A useful supplement to achieving tuned gene expression in cells is the ability to specifically target tissues where this should be carried out. Tissue targeting has, for quite some time, been an important field of research that has drawn much attention and is central to gene therapy. miBEAT tool not only allows generation of binding sites that regulate the level of expression of a desired gene, but also employs strategies that help target the right tissue and exclude expression in others. This functionality is based on the principle of using tissue specific miRNA binding sites which can be introduced in the miTuner construct easily.

A smart way to specifically target tissues is to exploit the presence and absence of tissue specific endogenous miRNA in the target to specifically express or exclude expression of the gene of interest in the target. We make use of two of strategies based on this principle, namely, on-targeting and off-targeting. The off-targeting concept has been applied previously [http://2010.igem.org/Team:Heidelberg/Modeling#References (Wenfang Shi et.al., 2008)] wherein an endogenous miRNA is selected such that it is not present in the target tissue (therefore the gene is expressed) and is present in all the off target tissues (knockdown of the transcripts). Thus the gene is specifically expressed in the target.

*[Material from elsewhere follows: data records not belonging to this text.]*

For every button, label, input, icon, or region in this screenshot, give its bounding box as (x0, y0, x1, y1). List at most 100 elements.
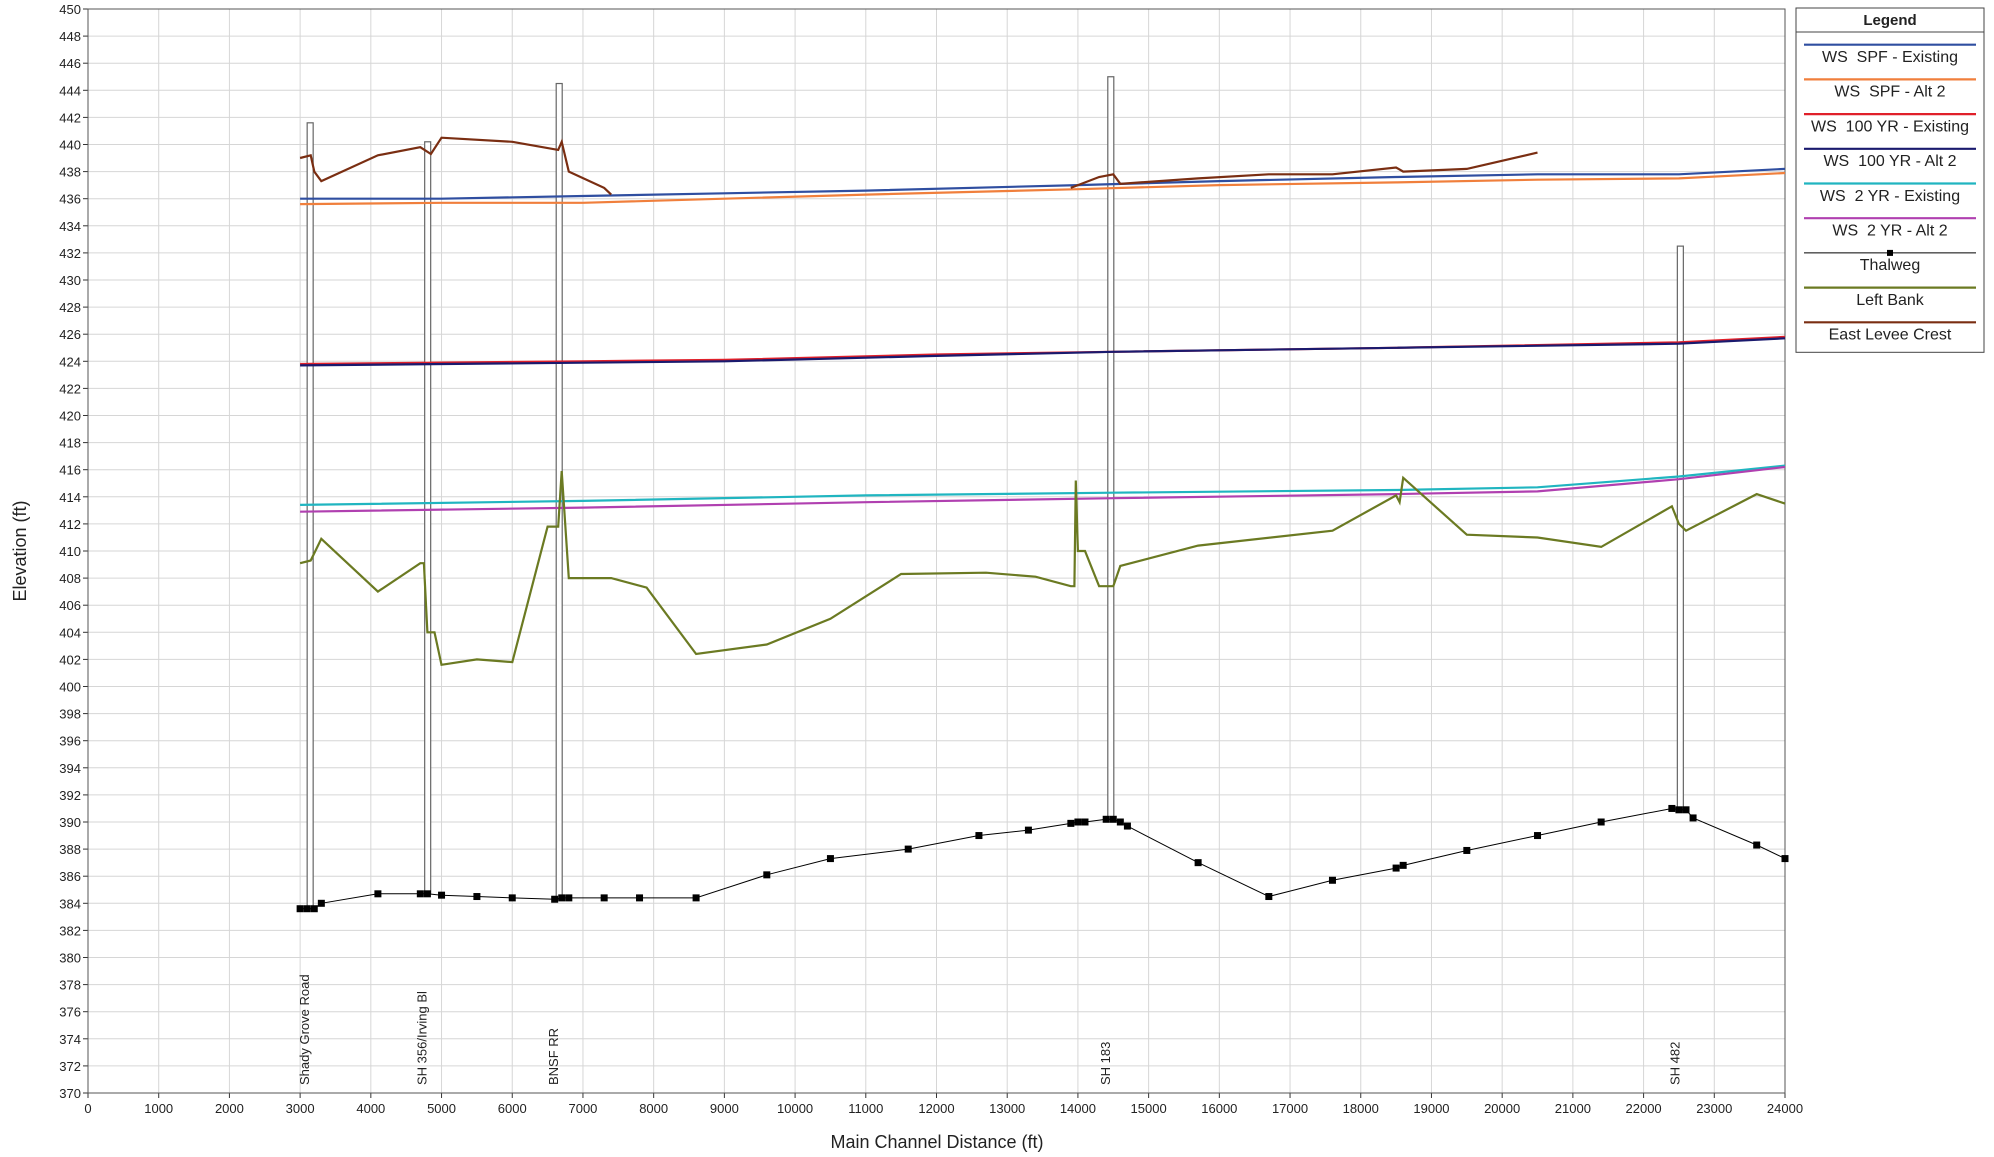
x-tick-label: 1000 (144, 1101, 173, 1116)
legend-box (1795, 7, 1985, 353)
x-axis-title: Main Channel Distance (ft) (830, 1132, 1043, 1152)
x-tick-label: 23000 (1696, 1101, 1732, 1116)
x-tick-label: 17000 (1272, 1101, 1308, 1116)
legend-marker (1887, 249, 1893, 256)
series-marker (317, 899, 325, 907)
x-tick-label: 16000 (1201, 1101, 1237, 1116)
series-marker (1675, 806, 1683, 814)
legend-label: Thalweg (1860, 257, 1920, 274)
series-marker (423, 890, 431, 898)
x-tick-label: 6000 (498, 1101, 527, 1116)
y-tick-label: 402 (59, 652, 81, 667)
legend-label: WS 2 YR - Existing (1820, 188, 1960, 205)
y-axis-title: Elevation (ft) (10, 500, 30, 601)
series-marker (826, 855, 834, 863)
y-tick-label: 434 (59, 219, 81, 234)
y-tick-label: 382 (59, 923, 81, 938)
x-tick-label: 4000 (356, 1101, 385, 1116)
x-tick-label: 0 (84, 1101, 91, 1116)
series-line (300, 464, 1786, 506)
y-tick-label: 384 (59, 896, 81, 911)
y-tick-label: 444 (59, 83, 81, 98)
y-tick-label: 380 (59, 951, 81, 966)
legend-label: WS 100 YR - Existing (1811, 118, 1969, 135)
series-marker (763, 871, 771, 879)
y-tick-label: 424 (59, 354, 81, 369)
y-tick-label: 440 (59, 138, 81, 153)
legend-label: WS SPF - Alt 2 (1834, 84, 1945, 101)
series-marker (558, 894, 566, 902)
y-tick-label: 450 (59, 2, 81, 17)
series-marker (1597, 818, 1605, 826)
y-tick-label: 394 (59, 761, 81, 776)
structure-label: SH 482 (1667, 1042, 1682, 1085)
series-marker (1074, 818, 1082, 826)
x-tick-label: 12000 (918, 1101, 954, 1116)
structure-label: BNSF RR (546, 1028, 561, 1085)
series-marker (904, 845, 912, 853)
y-tick-label: 446 (59, 56, 81, 71)
series-marker (1399, 861, 1407, 869)
series-marker (1463, 846, 1471, 854)
series-line (299, 471, 1786, 667)
structure-label: SH 356/Irving Bl (415, 991, 430, 1085)
x-tick-label: 8000 (639, 1101, 668, 1116)
series-marker (1123, 822, 1131, 830)
y-tick-label: 400 (59, 680, 81, 695)
series-marker (1682, 806, 1690, 814)
series-marker (1024, 826, 1032, 834)
structure (306, 122, 314, 910)
structure (424, 141, 432, 895)
y-tick-label: 398 (59, 707, 81, 722)
series-marker (310, 905, 318, 913)
y-tick-label: 414 (59, 490, 81, 505)
series-marker (692, 894, 700, 902)
y-tick-label: 422 (59, 381, 81, 396)
series-marker (438, 891, 446, 899)
series-marker (1534, 832, 1542, 840)
y-tick-label: 370 (59, 1086, 81, 1101)
series-marker (1328, 876, 1336, 884)
structure-label: Shady Grove Road (297, 974, 312, 1085)
y-tick-label: 436 (59, 192, 81, 207)
series-marker (508, 894, 516, 902)
x-tick-label: 9000 (710, 1101, 739, 1116)
series-marker (975, 832, 983, 840)
y-tick-label: 432 (59, 246, 81, 261)
series-marker (1102, 815, 1110, 823)
y-tick-label: 442 (59, 110, 81, 125)
x-tick-label: 22000 (1626, 1101, 1662, 1116)
y-tick-label: 388 (59, 842, 81, 857)
series-line (300, 171, 1786, 206)
series-marker (551, 895, 559, 903)
y-tick-label: 438 (59, 165, 81, 180)
x-tick-label: 2000 (215, 1101, 244, 1116)
y-tick-label: 448 (59, 29, 81, 44)
series-marker (1081, 818, 1089, 826)
x-tick-label: 3000 (286, 1101, 315, 1116)
series-marker (636, 894, 644, 902)
legend-label: East Levee Crest (1829, 327, 1952, 344)
y-tick-label: 376 (59, 1005, 81, 1020)
y-tick-label: 404 (59, 625, 81, 640)
x-tick-label: 18000 (1343, 1101, 1379, 1116)
x-tick-label: 24000 (1767, 1101, 1803, 1116)
structure-label: SH 183 (1098, 1042, 1113, 1085)
y-tick-label: 390 (59, 815, 81, 830)
series-marker (296, 905, 304, 913)
y-tick-label: 428 (59, 300, 81, 315)
x-tick-label: 20000 (1484, 1101, 1520, 1116)
y-tick-label: 386 (59, 869, 81, 884)
series-line (300, 167, 1786, 200)
legend-title: Legend (1863, 12, 1916, 29)
y-tick-label: 372 (59, 1059, 81, 1074)
x-tick-label: 11000 (848, 1101, 883, 1116)
legend-label: WS 2 YR - Alt 2 (1832, 223, 1947, 240)
y-tick-label: 392 (59, 788, 81, 803)
series-marker (1116, 818, 1124, 826)
y-tick-label: 378 (59, 978, 81, 993)
y-tick-label: 412 (59, 517, 81, 532)
y-tick-label: 416 (59, 463, 81, 478)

In addition to the off-targeting strategy, we designed a new strategy, the on-targeting. In this case, the miRNA is present in the target tissue and excluded from the off-targets. The binding site for this miRNA is present within the 3'UTR of a repressor gene (in our case TET/O2) construct. The operator for the repressor in turn precedes the gene of interest (miGene) in the miTuner or miMeasure constructs. Therefore in the presence of miRNA in the cell, repressor is degraded and miGene is expressed while in off-targets repressor is translated and represses the expression of miGene.